10 - Frutas desconhecidas
As estrelas surgiram deslumbrantes aquela noite, em seu brilho e claridade.
Jimin e Jungkook tinham percorrido mais quilômetros do que poderiam avaliar de algum modo e finalmente pararam para descansar, eles haviam dado o pé daquela parte do planeta visto que foram enxotados e volte e meia alguns soldados a mando de número dois os ficavam tacando pedras.
A noite estava fresca e balsâmica, o ar puro, o céu totalmente sem nenhum sinal de que alguém no universo viria os resgatar.

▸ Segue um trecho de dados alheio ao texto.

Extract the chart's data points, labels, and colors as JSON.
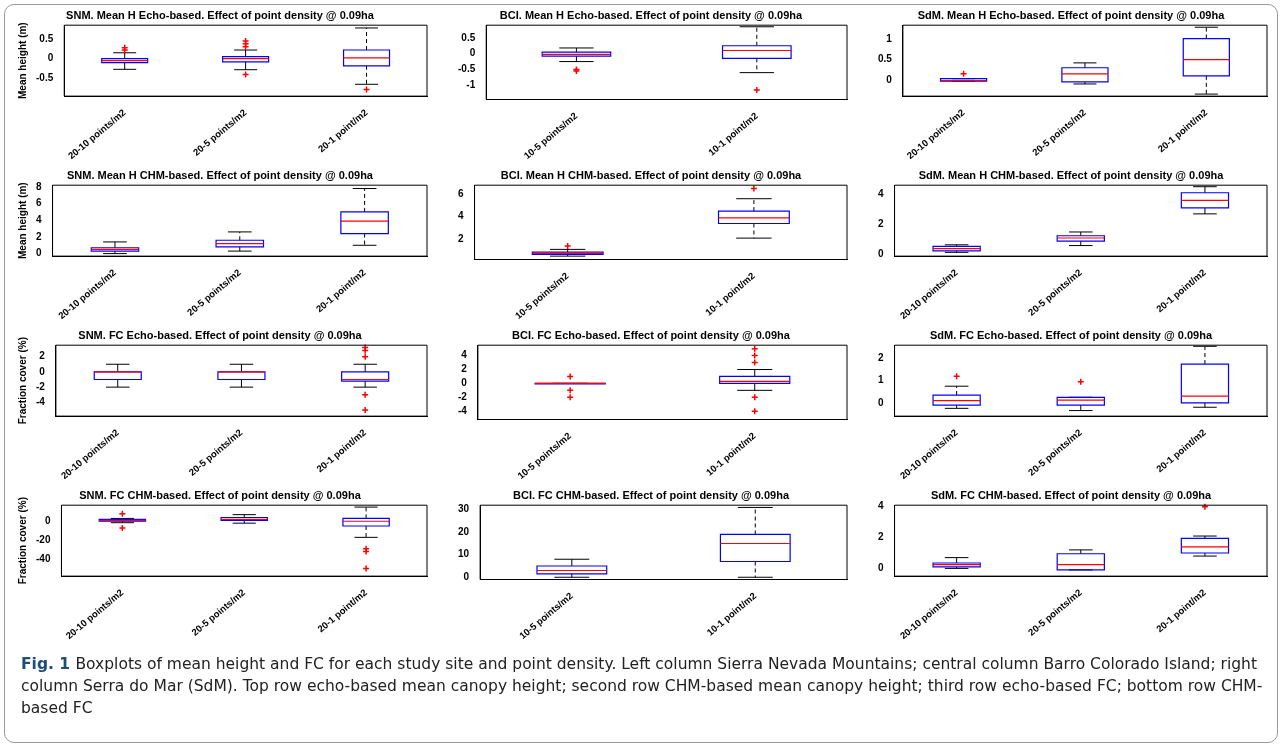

Uma quietude maravilhosa estendia-se sobre o mundo, e uma calma mágica combinava-se com as doces fragrâncias dos bosques, o barulho sossegado dos insetos e a luz brilhante das estrelas aliviava seus espíritos agitados. Até Jungkook, que já tinha visto mais mundos do que poderia enumerar numa longa tarde, estava tentado a pensar se aquele não era o mais bonito em que já tinha estado.
Durante todo aquele dia tinham passado por vales e montanhas verdes, ricamente cobertos de gramados, flores de essências exóticas e árvores altas repletas de folhas, o sol os tinha aquecido e brisas suaves os mantinham frescos, Jungkook Começava a achar que gostava dali.

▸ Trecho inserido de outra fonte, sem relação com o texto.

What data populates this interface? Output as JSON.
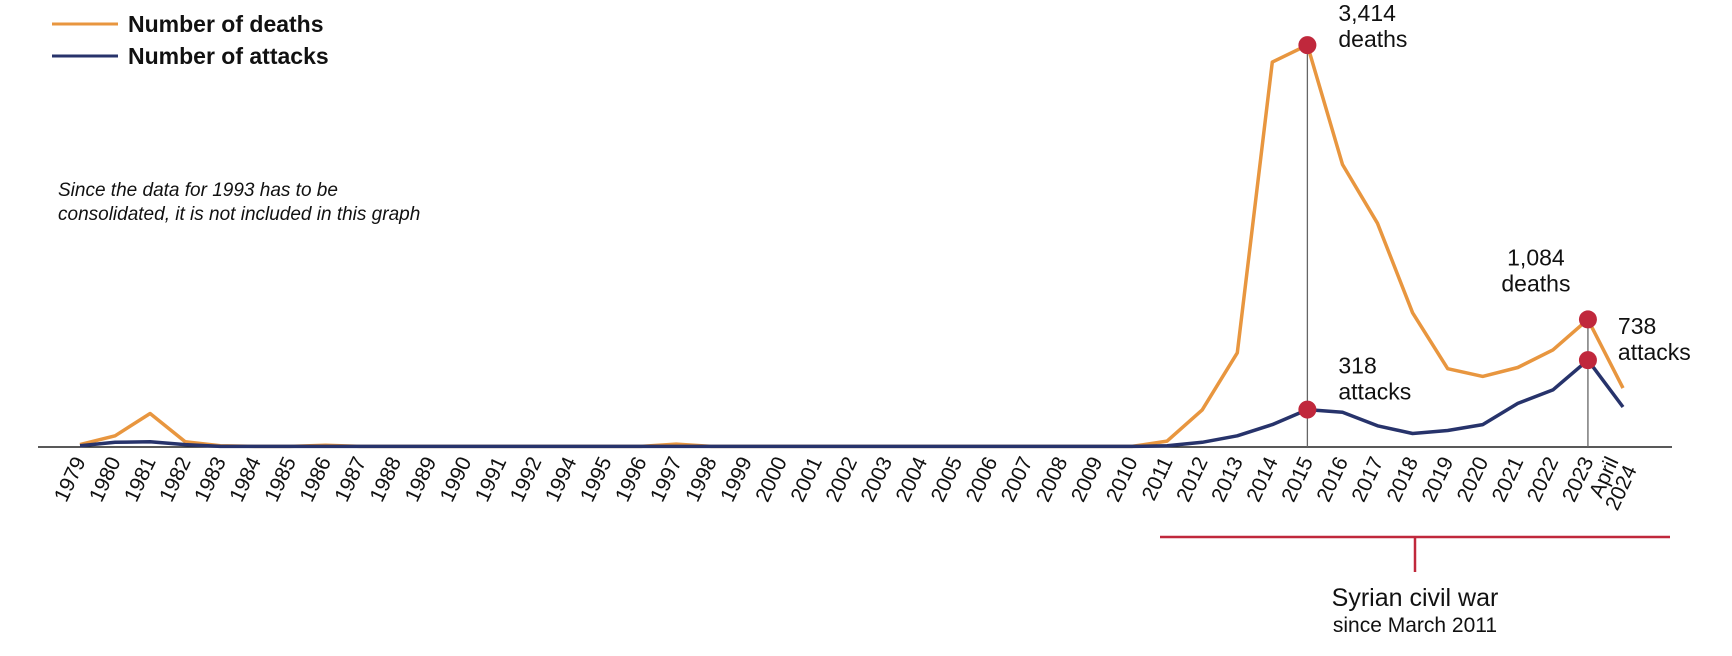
{
  "chart_data": {
    "type": "line",
    "legend": "top-left",
    "note": [
      "Since the data for 1993 has to be",
      "consolidated, it is not included in this graph"
    ],
    "bracket_title": "Syrian civil war",
    "bracket_subtitle": "since March 2011",
    "highlight_color": "#c0283c",
    "categories": [
      "1979",
      "1980",
      "1981",
      "1982",
      "1983",
      "1984",
      "1985",
      "1986",
      "1987",
      "1988",
      "1989",
      "1990",
      "1991",
      "1992",
      "1994",
      "1995",
      "1996",
      "1997",
      "1998",
      "1999",
      "2000",
      "2001",
      "2002",
      "2003",
      "2004",
      "2005",
      "2006",
      "2007",
      "2008",
      "2009",
      "2010",
      "2011",
      "2012",
      "2013",
      "2014",
      "2015",
      "2016",
      "2017",
      "2018",
      "2019",
      "2020",
      "2021",
      "2022",
      "2023",
      "April 2024"
    ],
    "ylim": [
      0,
      3500
    ],
    "series": [
      {
        "name": "Number of deaths",
        "color": "#e8963f",
        "values": [
          20,
          95,
          285,
          45,
          10,
          5,
          5,
          15,
          5,
          5,
          5,
          5,
          5,
          5,
          5,
          5,
          5,
          25,
          5,
          5,
          5,
          5,
          5,
          5,
          5,
          5,
          5,
          5,
          5,
          5,
          5,
          50,
          315,
          800,
          3270,
          3414,
          2400,
          1900,
          1140,
          665,
          600,
          675,
          825,
          1084,
          500
        ],
        "value_labels": [
          null,
          null,
          null,
          null,
          null,
          null,
          null,
          null,
          null,
          null,
          null,
          null,
          null,
          null,
          null,
          null,
          null,
          null,
          null,
          null,
          null,
          null,
          null,
          null,
          null,
          null,
          null,
          null,
          null,
          null,
          null,
          null,
          null,
          null,
          null,
          "3,414 deaths",
          null,
          null,
          null,
          null,
          null,
          null,
          null,
          "1,084 deaths",
          null
        ]
      },
      {
        "name": "Number of attacks",
        "color": "#27336b",
        "values": [
          10,
          40,
          45,
          20,
          5,
          5,
          5,
          5,
          5,
          5,
          5,
          5,
          5,
          5,
          5,
          5,
          5,
          5,
          5,
          5,
          5,
          5,
          5,
          5,
          5,
          5,
          5,
          5,
          5,
          5,
          5,
          10,
          40,
          95,
          190,
          318,
          295,
          180,
          115,
          140,
          190,
          370,
          485,
          738,
          340
        ],
        "value_labels": [
          null,
          null,
          null,
          null,
          null,
          null,
          null,
          null,
          null,
          null,
          null,
          null,
          null,
          null,
          null,
          null,
          null,
          null,
          null,
          null,
          null,
          null,
          null,
          null,
          null,
          null,
          null,
          null,
          null,
          null,
          null,
          null,
          null,
          null,
          null,
          "318 attacks",
          null,
          null,
          null,
          null,
          null,
          null,
          null,
          "738 attacks",
          null
        ]
      }
    ]
  }
}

Ele também gostava da companhia de Jimin, ele era algo interessante de se ver e também de conviver, os dias não eram entediantes, sempre havia Park para o fazer rir de algo ou contar coisas que gostava ou deixava de gostar, Jungkook estava cada vez mais interessado nisso, e Jimin também mostrava interesse em saber sobre os gostos de Jungkook, ambos ensinavam um ao outro sobre seus mundos e preferências.
Ainda que o ar da noite estivesse fresco eles se deitaram sobre a grama macia e apreciaram o belo tapete brilhoso que era o céu acima deles.

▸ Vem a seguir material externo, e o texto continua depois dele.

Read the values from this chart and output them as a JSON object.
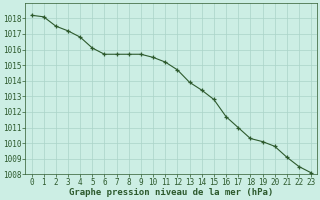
{
  "x": [
    0,
    1,
    2,
    3,
    4,
    5,
    6,
    7,
    8,
    9,
    10,
    11,
    12,
    13,
    14,
    15,
    16,
    17,
    18,
    19,
    20,
    21,
    22,
    23
  ],
  "y": [
    1018.2,
    1018.1,
    1017.5,
    1017.2,
    1016.8,
    1016.1,
    1015.7,
    1015.7,
    1015.7,
    1015.7,
    1015.5,
    1015.2,
    1014.7,
    1013.9,
    1013.4,
    1012.8,
    1011.7,
    1011.0,
    1010.3,
    1010.1,
    1009.8,
    1009.1,
    1008.5,
    1008.1
  ],
  "ylim_min": 1008,
  "ylim_max": 1019,
  "yticks": [
    1008,
    1009,
    1010,
    1011,
    1012,
    1013,
    1014,
    1015,
    1016,
    1017,
    1018
  ],
  "xlabel": "Graphe pression niveau de la mer (hPa)",
  "line_color": "#2d5a2d",
  "marker_color": "#2d5a2d",
  "bg_color": "#cceee4",
  "grid_color": "#aad4c8",
  "axis_label_color": "#2d5a2d",
  "tick_label_color": "#2d5a2d",
  "tick_fontsize": 5.5,
  "xlabel_fontsize": 6.5
}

Jimin de repente cortou o silêncio:
— Sabe, durante meus anos na NASA eu fui privado de muita coisa, mas olhar o céu por grandes telescópios ultramodernos era um privilégio que só eu sempre possuí. Era a única coisa boa que eu tive e os outros garotos não. Me lembro de que quando a vida ficava difícil eu corria para a sala onde sabia que um telescópio esquecido ficava, então mirava para o céu, e somente de observar esses belos astros luminosos já me fazia feliz.
Jungkook conseguia imaginar perfeitamente um mini Jimin triste, amoado e sozinho indo até um telescópio observar o céu enquanto se animava lentamente. Ele só queria poder de alguma forma mudar o espaço temporal inteiro da teia cósmica para poder voltar ao tempo e estar com Jimin em todos os momentos difíceis da vida em que ele já teve de passar:
—- Devo confessar que sempre estive lá em cima, agora vejo, nunca olhei para as estrelas como deveria... É tão... — Jungkook soltou um suspiro, desses que os poetas soltam na hora de compor — Lindo.
— É... É sim. —- Disse Park, e sua voz rouca denunciava que já estava com sono.
O betelgeusiano se aproximou um pouco ficando em uma distância consideravelmente curta do Terráqueo então sorriu ao sentir o cheiro do pantano ao qual caíram na queda da nave.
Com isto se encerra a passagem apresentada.